Consider the case of all the nodes on a local Ethernet. It would make sense to multicast retransmission requests to the entire group and let one node with the requested serf retransmit (by multicast) to the entire group. If there were one or two additional nodes connected by slower WAN links, and one of these nodes was missing a serf, then a retransmission request should be multicasted just to the core group, followed by a unicast retransmission to the outlying node.
It’s starting to sound like some kind of ‘anycast’ is required here. A retransmission request should be anycast to the other database nodes. If the node that receives the anycast doesn’t have the serf in question, then it presumably requires it, too, so it now anycasts to the remaining nodes, minus the one(s) requesting the retransmission to begin with.
I don’t have easy answers to these questions, so let’s set a lower bar – we want to achieve retransmission with roughly no more overhead than if the nodes were interconnected by a mesh of TCP sessions.

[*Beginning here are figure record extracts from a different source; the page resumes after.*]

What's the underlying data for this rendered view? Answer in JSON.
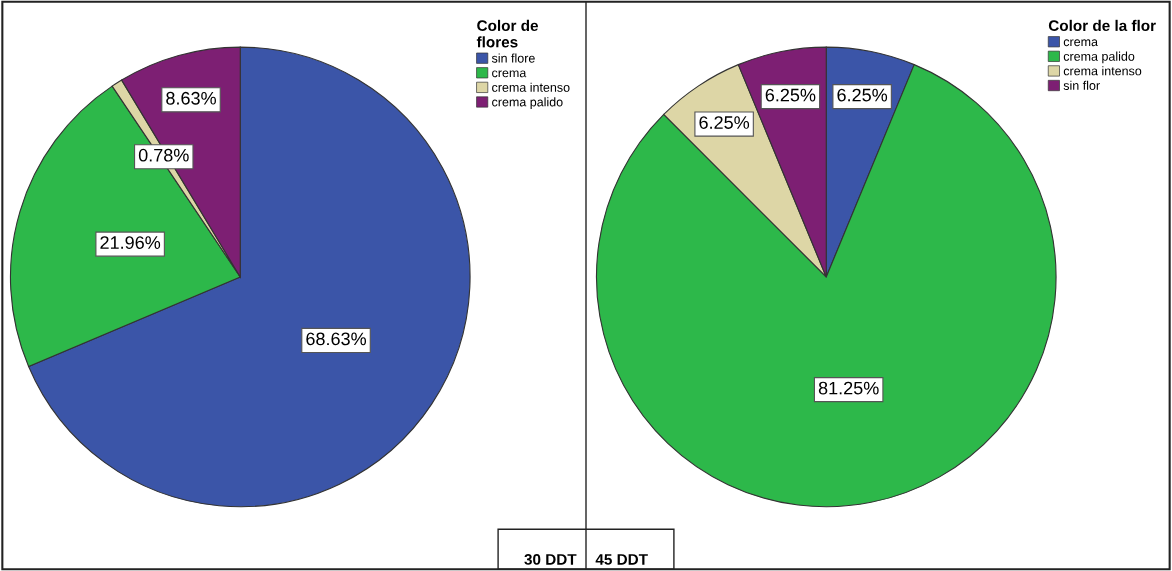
{
  "chart_data": [
    {
      "type": "pie",
      "legend_title": "Color de\nflores",
      "legend": "top right",
      "categories": [
        "sin flore",
        "crema",
        "crema intenso",
        "crema palido"
      ],
      "values": [
        68.63,
        21.96,
        0.78,
        8.63
      ],
      "value_labels": [
        "68.63%",
        "21.96%",
        "0.78%",
        "8.63%"
      ],
      "colors": [
        "#3b55a8",
        "#2db84a",
        "#ddd6a6",
        "#7d1f73"
      ],
      "annotations": [
        "30 DDT"
      ]
    },
    {
      "type": "pie",
      "legend_title": "Color de la flor",
      "legend": "top right",
      "categories": [
        "crema",
        "crema palido",
        "crema intenso",
        "sin flor"
      ],
      "values": [
        6.25,
        81.25,
        6.25,
        6.25
      ],
      "value_labels": [
        "6.25%",
        "81.25%",
        "6.25%",
        "6.25%"
      ],
      "colors": [
        "#3b55a8",
        "#2db84a",
        "#ddd6a6",
        "#7d1f73"
      ],
      "annotations": [
        "45 DDT"
      ]
    }
  ]
}
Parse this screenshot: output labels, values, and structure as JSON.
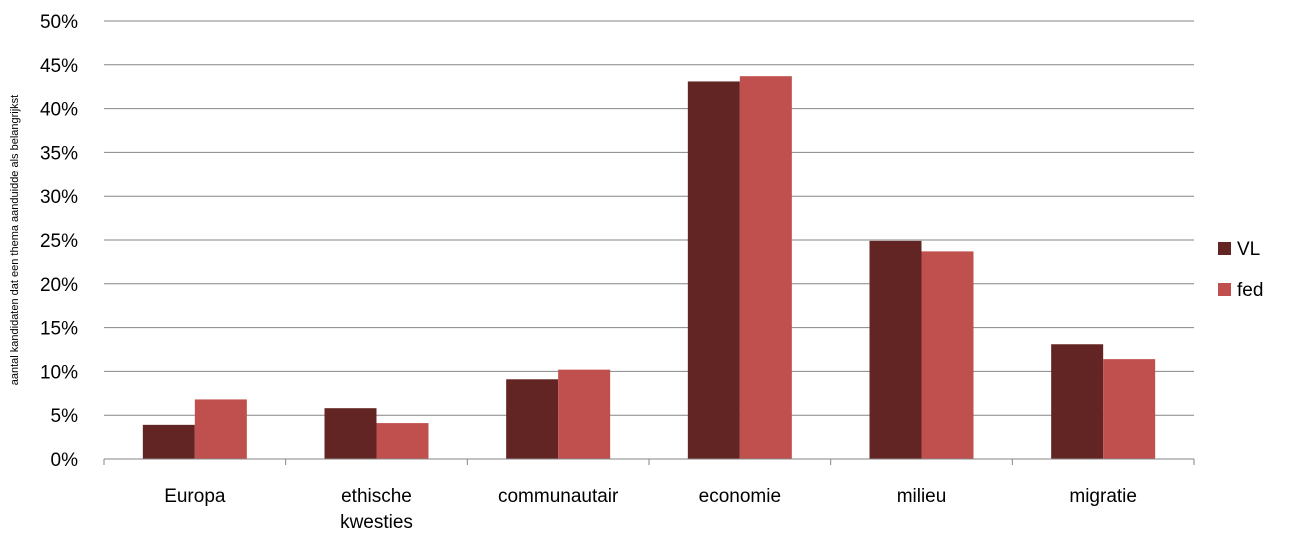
{
  "chart_data": {
    "type": "bar",
    "title": "",
    "xlabel": "",
    "ylabel": "aantal kandidaten dat een thema aanduidde als belangrijkst",
    "categories": [
      [
        "Europa"
      ],
      [
        "ethische",
        "kwesties"
      ],
      [
        "communautair"
      ],
      [
        "economie"
      ],
      [
        "milieu"
      ],
      [
        "migratie"
      ]
    ],
    "series": [
      {
        "name": "VL",
        "color": "#632523",
        "values": [
          3.9,
          5.8,
          9.1,
          43.1,
          24.9,
          13.1
        ]
      },
      {
        "name": "fed",
        "color": "#c0504d",
        "values": [
          6.8,
          4.1,
          10.2,
          43.7,
          23.7,
          11.4
        ]
      }
    ],
    "ylim": [
      0,
      50
    ],
    "yticks": [
      "0%",
      "5%",
      "10%",
      "15%",
      "20%",
      "25%",
      "30%",
      "35%",
      "40%",
      "45%",
      "50%"
    ],
    "grid": true,
    "legend_position": "right"
  }
}
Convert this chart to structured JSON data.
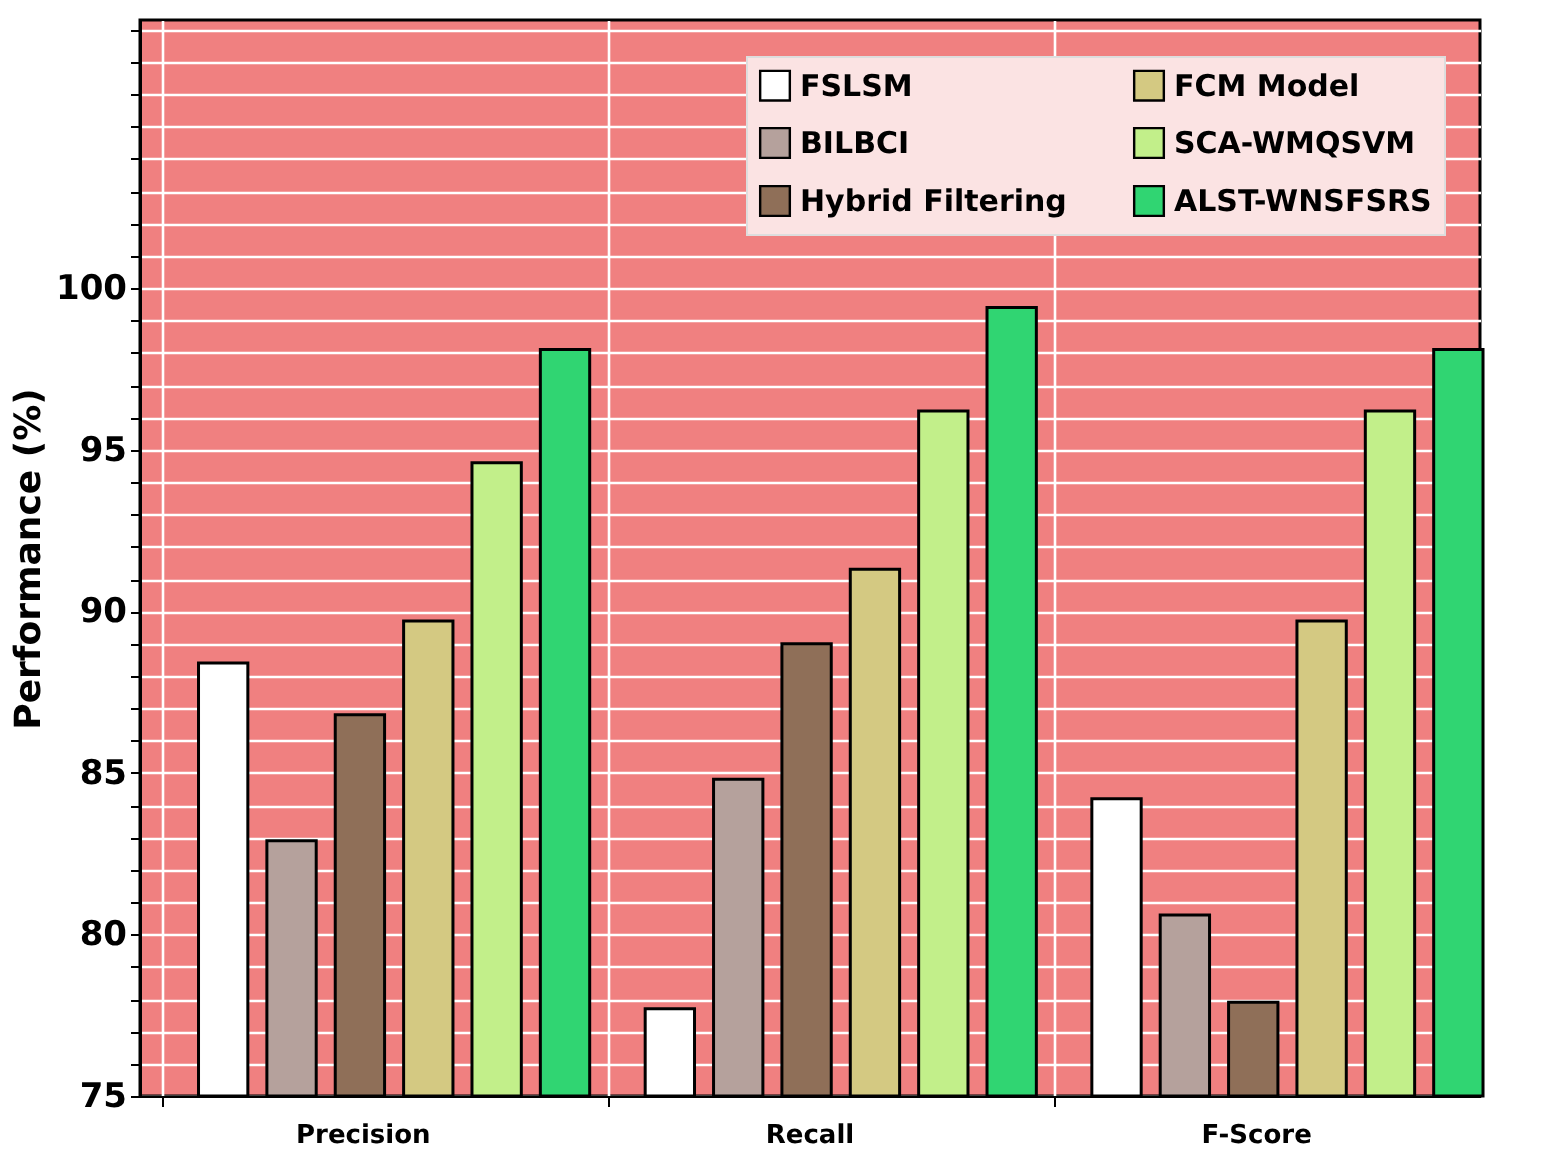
{
  "chart_data": {
    "type": "bar",
    "ylabel": "Performance (%)",
    "categories": [
      "Precision",
      "Recall",
      "F-Score"
    ],
    "series": [
      {
        "name": "FSLSM",
        "color": "#ffffff",
        "values": [
          88.4,
          77.7,
          84.2
        ]
      },
      {
        "name": "BILBCI",
        "color": "#b5a19c",
        "values": [
          82.9,
          84.8,
          80.6
        ]
      },
      {
        "name": "Hybrid Filtering",
        "color": "#8f6f58",
        "values": [
          86.8,
          89.0,
          77.9
        ]
      },
      {
        "name": "FCM Model",
        "color": "#d4c982",
        "values": [
          89.7,
          91.3,
          89.7
        ]
      },
      {
        "name": "SCA-WMQSVM",
        "color": "#c2ef8a",
        "values": [
          94.6,
          96.2,
          96.2
        ]
      },
      {
        "name": "ALST-WNSFSRS",
        "color": "#30d572",
        "values": [
          98.1,
          99.4,
          98.1
        ]
      }
    ],
    "ylim": [
      75,
      108.3
    ],
    "yticks": [
      75,
      80,
      85,
      90,
      95,
      100
    ],
    "grid": true,
    "legend": "top right"
  }
}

A simple way to approach this would be as follows. Initial annoucements are multicast to the entire group. Retransmission requests are anycast to the entire group and may include a list of additional addresses requiring the retransmission. Retransmissions themselves are unicast to the requesting address, unless additional addresses were specified, in which case multicast (just to those addresses) should be used.
This scheme presupposes a more sophisticated menu of multicast and anycast options than currently exist in the Internet. “Lightweight” non-unicast options are required that don’t require the extensive setup, explicit addressing, and router overhead of current multicast and anycast offerings. Rather than explicit multicast or anycast addresses, I suggest a set of IP header extensions listing multiple unicast addresses that combine to form multicast or anycast behavior. This would allow the easy formation of multicast/anycast packets with no more trouble than appending IP headers. Once we’ve got this, then we attempt to build a ‘Serf-Based Protocol’ (SBP) to provide transport services along the lines I’ve outlined above.